I don't know which law to use from this point on to prove the equivalence.

D H
Staff Emeritus
You started right with going from (P→Q) ∧ (Q→P) to (¬P∨Q) ∧ (¬Q∨P), but from there on you are taking the wrong path. Not invalid; just wrong. That path won't get you to the desired result. Try using distributivity.

Or just use the dumb approach of showing that P ↔ Q and (P∧Q) ∨ (¬P ∧¬Q) have the identical truth tables.

How can I use the distributive law here? I mean, I don't see a common letter with a connective to factor out.

Bacle2
Why not just do a truth table?

D H
Staff Emeritus
How can I use the distributive law here? I mean, I don't see a common letter with a connective to factor out.
Who said you need a common letter to factor out? All you need is a common item.

Given a conjunctive normal form (A∨B)∧(C∨D), you can use either (A∨B) or (C∨D) as the common item in applying distributivity. Using (A∨B) as the common item yields ((A∨B)∧C)∨((A∨B)∧D) . (You'll get (A∧(C∨D))∨(B∧(C∨D)) if you use (C∨D) as the common item.) Now apply the distributive law again to put this into disjunctive normal form.

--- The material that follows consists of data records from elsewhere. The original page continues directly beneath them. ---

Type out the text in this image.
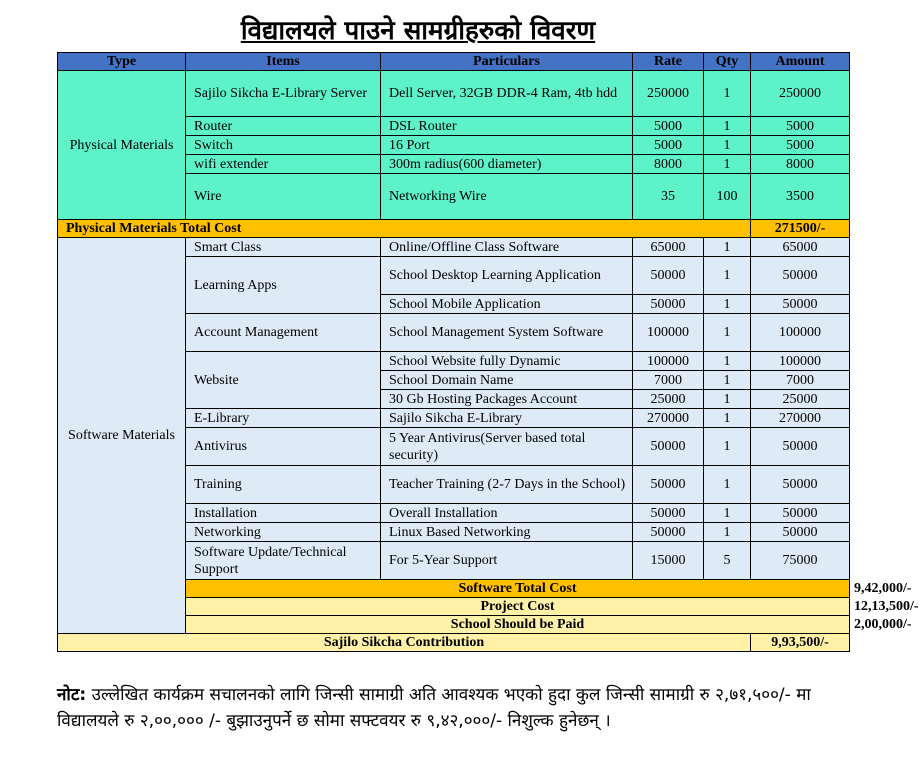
विद्यालयले पाउने सामग्रीहरुको विवरण
Type	Items	Particulars	Rate	Qty	Amount	
Physical Materials	Sajilo Sikcha E-Library Server	Dell Server, 32GB DDR-4 Ram, 4tb hdd	250000	1	250000	
	Router	DSL Router	5000	1	5000	
	Switch	16 Port	5000	1	5000	
	wifi extender	300m radius(600 diameter)	8000	1	8000	
	Wire	Networking Wire	35	100	3500	
Physical Materials Total Cost					271500/-	
Software Materials	Smart Class	Online/Offline Class Software	65000	1	65000	
	Learning Apps	School Desktop Learning Application	50000	1	50000	
		School Mobile Application	50000	1	50000	
	Account Management	School Management System Software	100000	1	100000	
	Website	School Website fully Dynamic	100000	1	100000	
		School Domain Name	7000	1	7000	
		30 Gb Hosting Packages Account	25000	1	25000	
	E-Library	Sajilo Sikcha E-Library	270000	1	270000	
	Antivirus	5 Year Antivirus(Server based total security)	50000	1	50000	
	Training	Teacher Training (2-7 Days in the School)	50000	1	50000	
	Installation	Overall Installation	50000	1	50000	
	Networking	Linux Based Networking	50000	1	50000	
	Software Update/Technical Support	For 5-Year Support	15000	5	75000	
	Software Total Cost					9,42,000/-
	Project Cost					12,13,500/-
	School Should be Paid					2,00,000/-
Sajilo Sikcha Contribution					9,93,500/-	
नोट: उल्लेखित कार्यक्रम सचालनको लागि जिन्सी सामाग्री अति आवश्यक भएको हुदा कुल जिन्सी सामाग्री रु २,७१,५००/- मा विद्यालयले रु २,००,००० /- बुझाउनुपर्ने छ सोमा सफ्टवयर रु ९,४२,०००/- निशुल्क हुनेछन् ।
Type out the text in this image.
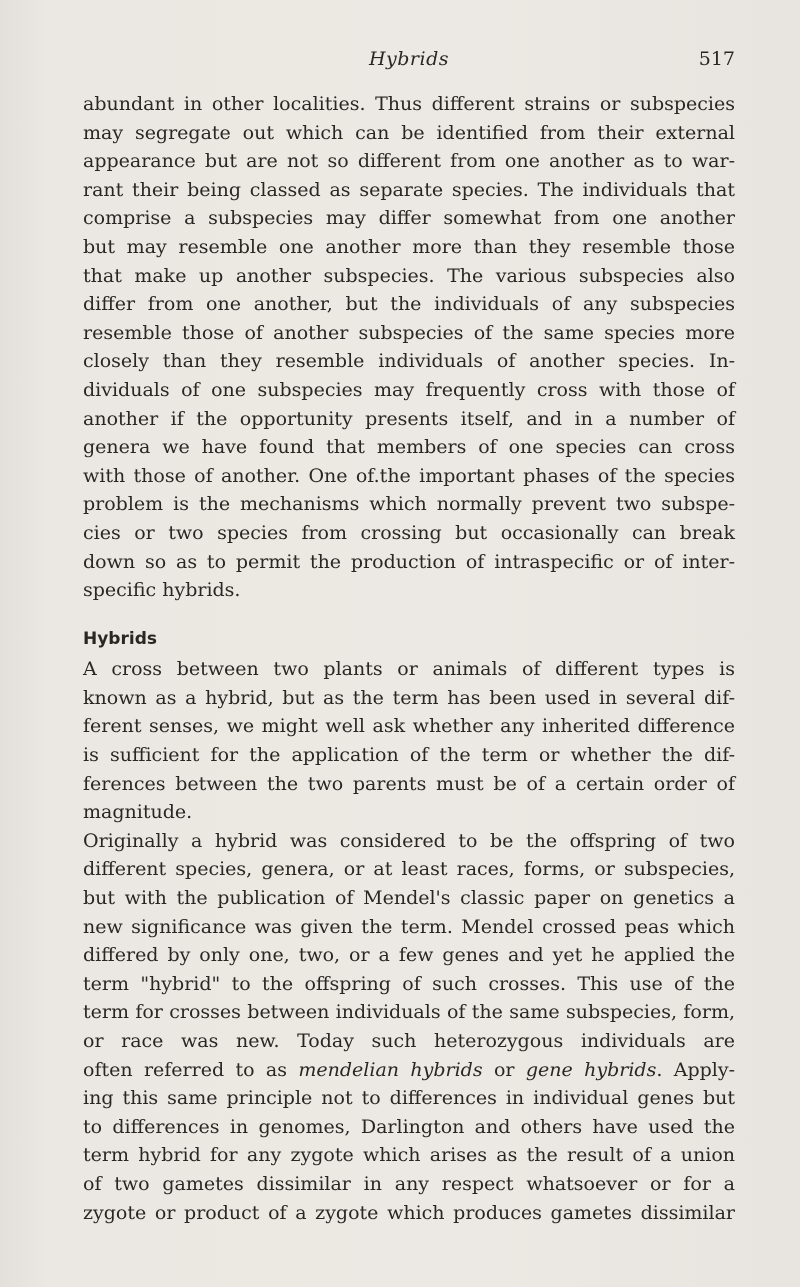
Hybrids	517
abundant in other localities. Thus different strains or subspecies
may segregate out which can be identified from their external
appearance but are not so different from one another as to war-
rant their being classed as separate species. The individuals that
comprise a subspecies may differ somewhat from one another
but may resemble one another more than they resemble those
that make up another subspecies. The various subspecies also
differ from one another, but the individuals of any subspecies
resemble those of another subspecies of the same species more
closely than they resemble individuals of another species. In-
dividuals of one subspecies may frequently cross with those of
another if the opportunity presents itself, and in a number of
genera we have found that members of one species can cross
with those of another. One of.the important phases of the species
problem is the mechanisms which normally prevent two subspe-
cies or two species from crossing but occasionally can break
down so as to permit the production of intraspecific or of inter-
specific hybrids.
Hybrids
A cross between two plants or animals of different types is
known as a hybrid, but as the term has been used in several dif-
ferent senses, we might well ask whether any inherited difference
is sufficient for the application of the term or whether the dif-
ferences between the two parents must be of a certain order of
magnitude.
Originally a hybrid was considered to be the offspring of two
different species, genera, or at least races, forms, or subspecies,
but with the publication of Mendel's classic paper on genetics a
new significance was given the term. Mendel crossed peas which
differed by only one, two, or a few genes and yet he applied the
term "hybrid" to the offspring of such crosses. This use of the
term for crosses between individuals of the same subspecies, form,
or race was new. Today such heterozygous individuals are
often referred to as mendelian hybrids or gene hybrids. Apply-
ing this same principle not to differences in individual genes but
to differences in genomes, Darlington and others have used the
term hybrid for any zygote which arises as the result of a union
of two gametes dissimilar in any respect whatsoever or for a
zygote or product of a zygote which produces gametes dissimilar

Why not just do a truth table?
Perhaps because the instructor said something along the lines of "You can easily prove these conjectures by showing they have the same truth tables. Do that and you will receive zero points on this homework."

Deveno
distributing (¬P∨Q) over (¬Q∨P) we get:

(¬P∨Q)∧(¬Q∨P) = [(¬P∨Q)∧¬Q]∨[(¬P∨Q)∧P]

can you see how to continue?

Hello,

Thank you all for helping me with this. I am only self-learning basic logic from a book, and the author never worked out distribution of all of the content in the parentheses to another, so I only thought you could distribute one letter at a time.

I have a new problem:

Prove (P $\rightarrow$Q) $\wedge$ (Q $\rightarrow$ R) = (P $\rightarrow$ R) $\wedge$ [(P $\leftrightarrow$ Q) $\vee$ (Q $\leftrightarrow$ R)]

I was able to get this far:
($\neg$P $\wedge$ $\neg$Q) $\vee$ [($\neg$P $\vee$ Q) $\wedge$ R] = ($\neg$P $\vee$ R) $\wedge$ [(($\neg$P $\wedge$ $\neg$Q) $\vee$ (P $\wedge$ Q)) $\vee$ (($\neg$R $\wedge$ $\neg$Q) $\vee$ (R $\wedge$ Q))]

How should I proceed? Should I continue to expand the left side of the equation or somehow try to reduce the right?